LATE MOVERS: Netflix falls on Disney+ announcement; Chevron inks megadeal to acquire Anadarko

Also moving Friday were JP Morgan, Wells Fargo, Disney and UnitedHealth

Person watching Netflix on a tablet
The streaming giant recently raised its price to $13 per month, while Disney+ is expected to cost $6.99

Netflix Inc (NASDAQ:NFLX) stock was hurt by the emergence of Disney (NYSE:DIS) onto the streaming scene. The streaming giant recently raised its price to $13 per month, and investors worry that Disney+ could impede on its market share. The Los Gatos, California-based company recently announced a comedy radio channel called Netflix Is A Joke in partnership with Sirius XM Holdings Inc. (NASDAQ:SIRI). The channel will be available starting April 15.

Shares dropped 4.5% to close at $351.14.

Chevron Corporation (NYSE:CVX) fell before the bell Friday after announcing a mammoth $33 billion cash and stock agreement to acquire Anadarko Petroleum Corp (NYSE:APC). The agreement will see Anadarko shareholders being paid roughly 0.4. shares of Chevron and $16.25 in cash per Anadarko share. The $65 per share price is a nearly 39% premium on its Thursday closing price.

Shares of Chevron finished nearly 5% lower at $119.81, while Anadarko jumped 32% to $61.80.

JPMorgan Chase & Co. (NSYE:JPM) rose after it kicked off earnings season beating Street expectations. The bank brought in record net income of $9.18 billion, up from $.7 billion a year ago. Earnings came in at $2.37 per share on revenue of $29.9 billion, outpacing analysts' estimates of $2.35 EPS on revenue of $28.4 billion.

The money center bank’s stock climbed 4.7% to $111.18.

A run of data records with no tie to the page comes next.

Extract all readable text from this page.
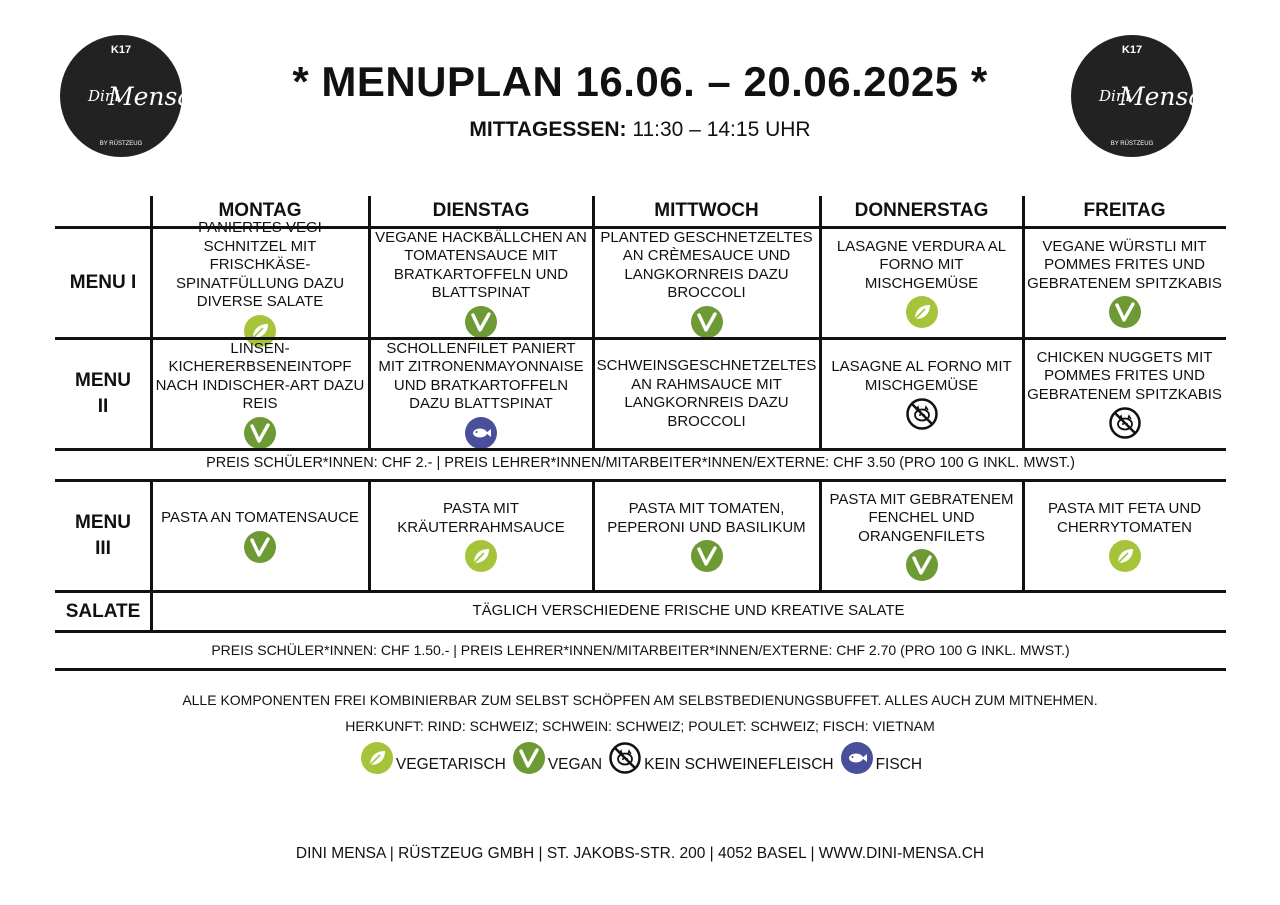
K17
Dini
Mens
BY RÜSTZEUG
K17
Dini
Mens
BY RÜSTZEUG
* MENUPLAN 16.06. – 20.06.2025 *
MITTAGESSEN: 11:30 – 14:15 UHR
MONTAG	DIENSTAG	MITTWOCH	DONNERSTAG	FREITAG
MENU I
SCHNITZEL MIT FRISCHKÄSE-SPINATFÜLLUNG DAZU DIVERSE SALATE
VEGANE HACKBÄLLCHEN AN TOMATENSAUCE MIT BRATKARTOFFELN UND BLATTSPINAT
PLANTED GESCHNETZELTES AN CRÈMESAUCE UND LANGKORNREIS DAZU BROCCOLI
LASAGNE VERDURA AL FORNO MIT MISCHGEMÜSE
VEGANE WÜRSTLI MIT POMMES FRITES UND GEBRATENEM SPITZKABIS
MENU
II
LINSEN-KICHERERBSENEINTOPF NACH INDISCHER-ART DAZU REIS
SCHOLLENFILET PANIERT MIT ZITRONENMAYONNAISE UND BRATKARTOFFELN DAZU BLATTSPINAT
SCHWEINSGESCHNETZELTES AN RAHMSAUCE MIT LANGKORNREIS DAZU BROCCOLI
LASAGNE AL FORNO MIT MISCHGEMÜSE
CHICKEN NUGGETS MIT POMMES FRITES UND GEBRATENEM SPITZKABIS
MENU
III
PASTA AN TOMATENSAUCE
PASTA MIT KRÄUTERRAHMSAUCE
PASTA MIT TOMATEN, PEPERONI UND BASILIKUM
PASTA MIT GEBRATENEM FENCHEL UND ORANGENFILETS
PASTA MIT FETA UND CHERRYTOMATEN
PREIS SCHÜLER*INNEN: CHF 2.- | PREIS LEHRER*INNEN/MITARBEITER*INNEN/EXTERNE: CHF 3.50 (PRO 100 G INKL. MWST.)
SALATE	TÄGLICH VERSCHIEDENE FRISCHE UND KREATIVE SALATE
PREIS SCHÜLER*INNEN: CHF 1.50.- | PREIS LEHRER*INNEN/MITARBEITER*INNEN/EXTERNE: CHF 2.70 (PRO 100 G INKL. MWST.)
ALLE KOMPONENTEN FREI KOMBINIERBAR ZUM SELBST SCHÖPFEN AM SELBSTBEDIENUNGSBUFFET. ALLES AUCH ZUM MITNEHMEN.
HERKUNFT: RIND: SCHWEIZ; SCHWEIN: SCHWEIZ; POULET: SCHWEIZ; FISCH: VIETNAM
VEGETARISCH	VEGAN	KEIN SCHWEINEFLEISCH	FISCH
DINI MENSA | RÜSTZEUG GMBH | ST. JAKOBS-STR. 200 | 4052 BASEL | WWW.DINI-MENSA.CH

Wells Fargo & Company (NYSE:WFC), the other financial giant to report before the bell, saw its shares flip to a loss after early gains. The company saw net income rise to $5.5 billion for the first quarter, up from $4.7 billion in the previous year. Its earnings of $1.20 per share on revenue of $21.6 billion surpassed expectations of $1.09 EPS on revenue of $21 billion. Then, on a post-earnings conference call, Chief Financial Officer John Shrewsberry told investors that net interest income is expected to decline between 2% and 5% in 2019, according to MarketWatch. That’s down from previous guidance between 2% in either direction.

The stock edged down 2.6% to $46.49.

The Walt Disney Company stock closed at an all-time high after the company unveiled information late Thursday about its new streaming service, Disney+, according to engadget. The launch is scheduled for November 12, and it will cost $6.99 per month, cheaper than top competitor Netflix. The Disney+ lineup is expected to include content from Disney, Pixar, Marvel, Star Wars and The Simpsons, among others. Profitability, though, isn’t expected until 2024.

Shares increased more than 11% to $130.04.

UnitedHealth Group Incorporated (UNH) tumbled for the second day in a row Friday to its lowest point in a year after Sen. Bernie Sanders announced his Medicare for All plan on Wednesday. The 2020 Democratic presidential hopeful’s plan would create a single-payer system that essentially replaces the network of private health insurers.

Shares lost 5.2% to end the day at $223.24.